A man walks past the statue representing the cart of Mohamed Bouazizi, the fruit seller whose self-immolation sparked the revolution that ousted a dictator and ignited the Arab Spring, in Sidi Bouzid, Tunisia.
Tunisia's ruling coalition today announced that it had agreed on June 23, 2013, for presidential and parliamentary elections there, reported Reuters.
The country's leadership, led by the Islamic Ennahda Movement, is currently under fire over leaked tapes that allegedly reveal a more extremist agenda, according to the Associated Press. Activists have also accused the party of trying to cling to power in order to push through legislation sympathetic to its Islamic platform.

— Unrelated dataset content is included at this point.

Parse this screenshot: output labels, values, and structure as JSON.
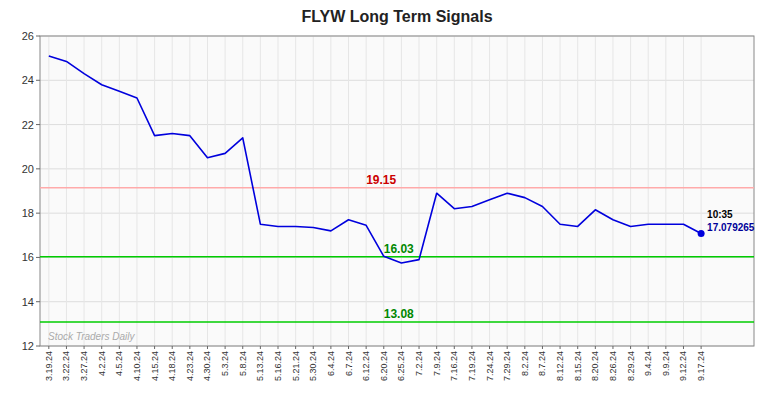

However, Ennahda on Saturday agreed to cut a controversial blasphemy clause from the country's proposed constitution, reported Agence-France Presse, possibly in response to fears of creeping Islamization.

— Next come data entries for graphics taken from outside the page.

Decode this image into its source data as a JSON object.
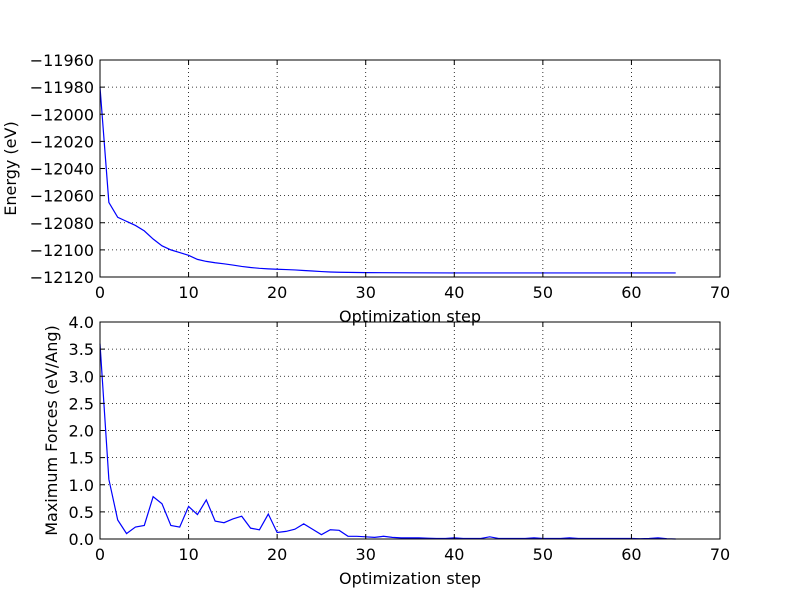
{
  "chart_data": [
    {
      "type": "line",
      "title": "",
      "xlabel": "Optimization step",
      "ylabel": "Energy (eV)",
      "xlim": [
        0,
        70
      ],
      "ylim": [
        -12120,
        -11960
      ],
      "xticks": [
        0,
        10,
        20,
        30,
        40,
        50,
        60,
        70
      ],
      "xtick_labels": [
        "0",
        "10",
        "20",
        "30",
        "40",
        "50",
        "60",
        "70"
      ],
      "yticks": [
        -11960,
        -11980,
        -12000,
        -12020,
        -12040,
        -12060,
        -12080,
        -12100,
        -12120
      ],
      "ytick_labels": [
        "−11960",
        "−11980",
        "−12000",
        "−12020",
        "−12040",
        "−12060",
        "−12080",
        "−12100",
        "−12120"
      ],
      "grid": true,
      "color": "#0000ff",
      "x": [
        0,
        1,
        2,
        3,
        4,
        5,
        6,
        7,
        8,
        9,
        10,
        11,
        12,
        13,
        14,
        15,
        16,
        17,
        18,
        19,
        20,
        21,
        22,
        23,
        24,
        25,
        26,
        27,
        28,
        29,
        30,
        35,
        40,
        45,
        50,
        55,
        60,
        65
      ],
      "y": [
        -11980,
        -12065,
        -12076,
        -12079,
        -12082,
        -12086,
        -12092,
        -12097,
        -12100,
        -12102,
        -12104,
        -12107,
        -12108.5,
        -12109.5,
        -12110.3,
        -12111.2,
        -12112.2,
        -12113,
        -12113.6,
        -12114,
        -12114.3,
        -12114.5,
        -12114.8,
        -12115.2,
        -12115.6,
        -12116,
        -12116.3,
        -12116.5,
        -12116.6,
        -12116.7,
        -12116.8,
        -12116.9,
        -12117,
        -12117,
        -12117,
        -12117,
        -12117,
        -12117
      ]
    },
    {
      "type": "line",
      "title": "",
      "xlabel": "Optimization step",
      "ylabel": "Maximum Forces (eV/Ang)",
      "xlim": [
        0,
        70
      ],
      "ylim": [
        0,
        4
      ],
      "xticks": [
        0,
        10,
        20,
        30,
        40,
        50,
        60,
        70
      ],
      "xtick_labels": [
        "0",
        "10",
        "20",
        "30",
        "40",
        "50",
        "60",
        "70"
      ],
      "yticks": [
        0,
        0.5,
        1,
        1.5,
        2,
        2.5,
        3,
        3.5,
        4
      ],
      "ytick_labels": [
        "0.0",
        "0.5",
        "1.0",
        "1.5",
        "2.0",
        "2.5",
        "3.0",
        "3.5",
        "4.0"
      ],
      "grid": true,
      "color": "#0000ff",
      "x": [
        0,
        1,
        2,
        3,
        4,
        5,
        6,
        7,
        8,
        9,
        10,
        11,
        12,
        13,
        14,
        15,
        16,
        17,
        18,
        19,
        20,
        21,
        22,
        23,
        24,
        25,
        26,
        27,
        28,
        29,
        30,
        31,
        32,
        33,
        34,
        35,
        36,
        37,
        38,
        39,
        40,
        41,
        42,
        43,
        44,
        45,
        46,
        47,
        48,
        49,
        50,
        51,
        52,
        53,
        54,
        55,
        56,
        57,
        58,
        59,
        60,
        61,
        62,
        63,
        64,
        65
      ],
      "y": [
        3.6,
        1.1,
        0.35,
        0.1,
        0.22,
        0.25,
        0.78,
        0.65,
        0.25,
        0.22,
        0.6,
        0.45,
        0.72,
        0.33,
        0.3,
        0.37,
        0.42,
        0.2,
        0.17,
        0.46,
        0.12,
        0.14,
        0.18,
        0.28,
        0.18,
        0.08,
        0.17,
        0.16,
        0.05,
        0.05,
        0.04,
        0.03,
        0.05,
        0.03,
        0.02,
        0.02,
        0.02,
        0.015,
        0.01,
        0.01,
        0.02,
        0.01,
        0.01,
        0.01,
        0.04,
        0.01,
        0.01,
        0.01,
        0.01,
        0.02,
        0.01,
        0.01,
        0.01,
        0.02,
        0.01,
        0.01,
        0.01,
        0.01,
        0.01,
        0.01,
        0.01,
        0.005,
        0.01,
        0.02,
        0.005,
        0.0
      ]
    }
  ]
}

Today's agreement on the date for a presidential election still needs to be authorized by the Constituent Assembly, but the ruling coalition holds a majority of the body's 217 seats, said Reuters, citing a coalition statement saying:
"We agreed on the choice of a mixed political system where the election of the president of the republic will be directly by the people … The political system will ensure a balance between authorities and in the executive authorities."
Ennahda won elections in October 2011 following a mass uprising against the nation's authoritarian leadership, triggering a string of similar uprisings throughout the region known as the Arab Spring.
The Islamic group, which describes itself as moderate, runs the country alongside two secular parties, the Congress for the Republic and the Ettakatol, according to Reuters.